For this tutorial, you can use any labeled segmentation dataset. For example, the Oxford-IIIT Pet Dataset is popular and includes pixel-level annotations.

I typically load images and masks, resize them to 128×128 pixels for faster training, and normalize pixel values.

import numpy as np
from tensorflow.keras.preprocessing.image import load_img, img_to_array

def load_data(image_paths, mask_paths, img_size=(128, 128)):
    images = []
    masks = []
    for img_path, mask_path in zip(image_paths, mask_paths):
        img = load_img(img_path, target_size=img_size)
        img = img_to_array(img) / 255.0
        mask = load_img(mask_path, target_size=img_size, color_mode="grayscale")
        mask = img_to_array(mask) / 255.0
        images.append(img)
        masks.append(mask)
    return np.array(images), np.array(masks)

Make sure your masks are binary or multi-class encoded, depending on your problem.

Train the U-Net Model in Python

Once your data is ready, training the model is straightforward.

# Assuming X_train and Y_train are your images and masks
history = model.fit(X_train, Y_train, batch_size=16, epochs=20, validation_split=0.1)

I always monitor validation accuracy and loss to avoid overfitting. You can also add callbacks like ModelCheckpoint or EarlyStopping for better control.

Evaluate and Visualize Results

After training, visualize some predictions to see how well your model segments images.

import matplotlib.pyplot as plt

def display_prediction(model, images, masks, idx=0):
    pred_mask = model.predict(images[idx:idx+1])[0]
    pred_mask = (pred_mask > 0.5).astype(np.uint8)

    plt.figure(figsize=(12, 4))
    plt.subplot(1, 3, 1)
    plt.title('Input Image')
    plt.imshow(images[idx])
    plt.axis('off')

    plt.subplot(1, 3, 2)
    plt.title('True Mask')
    plt.imshow(masks[idx].squeeze(), cmap='gray')
    plt.axis('off')

    plt.subplot(1, 3, 3)
    plt.title('Predicted Mask')
    plt.imshow(pred_mask.squeeze(), cmap='gray')
    plt.axis('off')

    plt.show()

# Example usage
display_prediction(model, X_train, Y_train, idx=5)

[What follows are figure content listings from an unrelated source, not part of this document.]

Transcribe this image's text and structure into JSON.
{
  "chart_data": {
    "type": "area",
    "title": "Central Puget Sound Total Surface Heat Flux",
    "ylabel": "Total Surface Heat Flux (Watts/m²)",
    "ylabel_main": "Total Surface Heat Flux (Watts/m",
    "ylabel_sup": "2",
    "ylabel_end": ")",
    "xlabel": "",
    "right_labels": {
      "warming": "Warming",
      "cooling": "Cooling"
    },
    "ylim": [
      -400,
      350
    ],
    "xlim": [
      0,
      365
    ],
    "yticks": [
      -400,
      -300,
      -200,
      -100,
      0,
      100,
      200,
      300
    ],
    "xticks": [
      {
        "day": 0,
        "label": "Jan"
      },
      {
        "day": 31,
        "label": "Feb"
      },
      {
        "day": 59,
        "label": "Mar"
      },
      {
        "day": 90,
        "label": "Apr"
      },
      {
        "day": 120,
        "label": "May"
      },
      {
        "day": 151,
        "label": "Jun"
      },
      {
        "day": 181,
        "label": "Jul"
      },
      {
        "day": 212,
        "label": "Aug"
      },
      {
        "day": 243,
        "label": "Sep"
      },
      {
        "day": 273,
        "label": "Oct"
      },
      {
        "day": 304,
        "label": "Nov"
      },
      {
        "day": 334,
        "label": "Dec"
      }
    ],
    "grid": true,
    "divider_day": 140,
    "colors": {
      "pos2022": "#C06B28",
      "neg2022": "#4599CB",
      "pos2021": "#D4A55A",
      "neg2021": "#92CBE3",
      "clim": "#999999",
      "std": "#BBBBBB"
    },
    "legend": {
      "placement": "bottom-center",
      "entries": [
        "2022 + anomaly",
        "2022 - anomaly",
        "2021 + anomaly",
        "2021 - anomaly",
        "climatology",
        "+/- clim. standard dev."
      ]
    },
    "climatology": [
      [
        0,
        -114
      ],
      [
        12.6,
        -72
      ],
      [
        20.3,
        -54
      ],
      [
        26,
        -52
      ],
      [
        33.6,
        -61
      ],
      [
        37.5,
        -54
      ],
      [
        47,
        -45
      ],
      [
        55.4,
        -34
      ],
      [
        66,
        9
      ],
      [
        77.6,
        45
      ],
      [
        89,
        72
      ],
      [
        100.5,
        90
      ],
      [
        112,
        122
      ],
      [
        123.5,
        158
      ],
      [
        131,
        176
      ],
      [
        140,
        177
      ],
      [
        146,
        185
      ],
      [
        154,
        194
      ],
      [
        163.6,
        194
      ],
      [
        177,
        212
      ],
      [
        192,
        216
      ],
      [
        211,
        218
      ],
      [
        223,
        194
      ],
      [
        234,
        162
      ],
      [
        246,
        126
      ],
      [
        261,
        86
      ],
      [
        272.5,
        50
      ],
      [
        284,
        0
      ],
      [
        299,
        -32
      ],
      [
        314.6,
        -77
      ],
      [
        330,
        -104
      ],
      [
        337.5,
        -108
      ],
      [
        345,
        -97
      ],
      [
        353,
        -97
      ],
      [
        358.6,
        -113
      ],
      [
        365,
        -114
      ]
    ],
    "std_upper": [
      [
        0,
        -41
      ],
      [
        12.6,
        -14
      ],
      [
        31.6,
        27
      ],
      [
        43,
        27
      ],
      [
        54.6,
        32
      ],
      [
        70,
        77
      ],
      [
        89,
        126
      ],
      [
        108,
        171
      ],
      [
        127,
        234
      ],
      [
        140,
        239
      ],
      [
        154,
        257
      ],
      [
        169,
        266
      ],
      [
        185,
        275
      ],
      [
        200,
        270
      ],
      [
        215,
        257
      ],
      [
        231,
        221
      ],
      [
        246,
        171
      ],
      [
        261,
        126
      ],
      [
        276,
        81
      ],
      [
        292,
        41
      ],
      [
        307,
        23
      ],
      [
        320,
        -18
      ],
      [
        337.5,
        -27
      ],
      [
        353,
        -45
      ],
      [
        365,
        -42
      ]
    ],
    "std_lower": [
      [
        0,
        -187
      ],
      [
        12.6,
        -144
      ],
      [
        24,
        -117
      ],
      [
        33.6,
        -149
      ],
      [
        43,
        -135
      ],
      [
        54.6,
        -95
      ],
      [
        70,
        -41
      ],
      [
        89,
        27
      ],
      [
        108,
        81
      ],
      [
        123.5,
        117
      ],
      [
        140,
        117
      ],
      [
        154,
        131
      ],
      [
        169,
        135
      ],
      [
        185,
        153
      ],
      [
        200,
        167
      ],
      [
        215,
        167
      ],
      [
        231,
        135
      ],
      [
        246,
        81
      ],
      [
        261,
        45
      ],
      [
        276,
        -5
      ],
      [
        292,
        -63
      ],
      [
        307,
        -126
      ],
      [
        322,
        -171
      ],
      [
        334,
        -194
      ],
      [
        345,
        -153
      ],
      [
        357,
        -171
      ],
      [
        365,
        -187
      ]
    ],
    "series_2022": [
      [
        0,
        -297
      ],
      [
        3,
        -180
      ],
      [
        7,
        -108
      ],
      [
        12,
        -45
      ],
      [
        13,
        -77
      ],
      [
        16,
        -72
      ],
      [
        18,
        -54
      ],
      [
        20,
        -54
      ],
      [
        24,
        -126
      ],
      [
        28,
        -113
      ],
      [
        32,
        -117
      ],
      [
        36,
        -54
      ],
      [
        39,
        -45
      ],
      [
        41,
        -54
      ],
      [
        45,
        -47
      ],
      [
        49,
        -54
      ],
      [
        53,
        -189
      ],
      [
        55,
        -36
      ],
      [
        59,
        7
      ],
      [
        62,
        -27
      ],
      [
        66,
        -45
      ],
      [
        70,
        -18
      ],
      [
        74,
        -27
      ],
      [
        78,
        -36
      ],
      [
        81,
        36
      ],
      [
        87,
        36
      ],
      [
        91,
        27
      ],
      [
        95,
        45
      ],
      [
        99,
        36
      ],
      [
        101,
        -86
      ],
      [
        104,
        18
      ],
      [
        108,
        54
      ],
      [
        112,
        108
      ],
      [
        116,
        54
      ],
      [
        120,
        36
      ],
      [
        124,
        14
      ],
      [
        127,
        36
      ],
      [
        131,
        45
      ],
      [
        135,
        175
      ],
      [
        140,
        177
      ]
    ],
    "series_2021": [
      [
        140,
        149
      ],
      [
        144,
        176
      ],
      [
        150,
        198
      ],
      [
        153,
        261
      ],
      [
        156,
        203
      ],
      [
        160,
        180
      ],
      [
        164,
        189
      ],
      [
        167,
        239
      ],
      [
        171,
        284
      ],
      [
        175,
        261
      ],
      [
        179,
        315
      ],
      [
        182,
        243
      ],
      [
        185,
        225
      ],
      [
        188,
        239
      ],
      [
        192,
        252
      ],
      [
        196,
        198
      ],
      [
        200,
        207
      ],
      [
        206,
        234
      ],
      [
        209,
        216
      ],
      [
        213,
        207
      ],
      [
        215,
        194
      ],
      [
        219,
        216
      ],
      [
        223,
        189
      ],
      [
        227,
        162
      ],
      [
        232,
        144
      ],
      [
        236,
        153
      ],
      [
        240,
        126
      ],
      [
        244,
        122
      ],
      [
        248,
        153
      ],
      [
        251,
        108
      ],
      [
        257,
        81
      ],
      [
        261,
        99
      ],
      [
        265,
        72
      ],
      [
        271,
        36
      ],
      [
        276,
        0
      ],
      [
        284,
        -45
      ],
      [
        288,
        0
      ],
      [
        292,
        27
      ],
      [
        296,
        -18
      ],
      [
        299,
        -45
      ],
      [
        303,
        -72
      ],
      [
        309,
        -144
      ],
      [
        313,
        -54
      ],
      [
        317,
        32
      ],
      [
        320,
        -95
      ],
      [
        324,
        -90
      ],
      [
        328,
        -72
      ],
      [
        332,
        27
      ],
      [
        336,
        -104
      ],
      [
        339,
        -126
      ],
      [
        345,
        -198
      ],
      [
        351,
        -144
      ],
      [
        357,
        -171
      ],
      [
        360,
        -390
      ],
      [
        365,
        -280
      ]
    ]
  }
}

You can see the output in the screenshot below.

Image Segmentation with a U-Net-Like Architecture in Keras

This approach helps you visually inspect how well the Python U-Net model segments different objects.

Alternative Methods and Tips for Image Segmentation in Python

While U-Net is powerful, you can also explore other architectures like SegNet or DeepLab, depending on your needs.

If you want a lighter model for edge devices, consider using a pretrained backbone with U-Net, such as MobileNet or ResNet, to improve efficiency.

Additionally, augment your dataset with flips, rotations, and zooms to improve generalization. Keras’ ImageDataGenerator makes this easy.

Building an image segmentation model with a U-Net-like architecture in Keras is a rewarding experience for any Python developer. The model’s design elegantly handles the balance between localization and context, making it ideal for many real-world applications in the USA, from medical imaging to autonomous vehicles.

By following this tutorial, you now have a solid foundation to build, train, and evaluate your own segmentation models using Python. Keep experimenting with different datasets and architectures to deepen your understanding.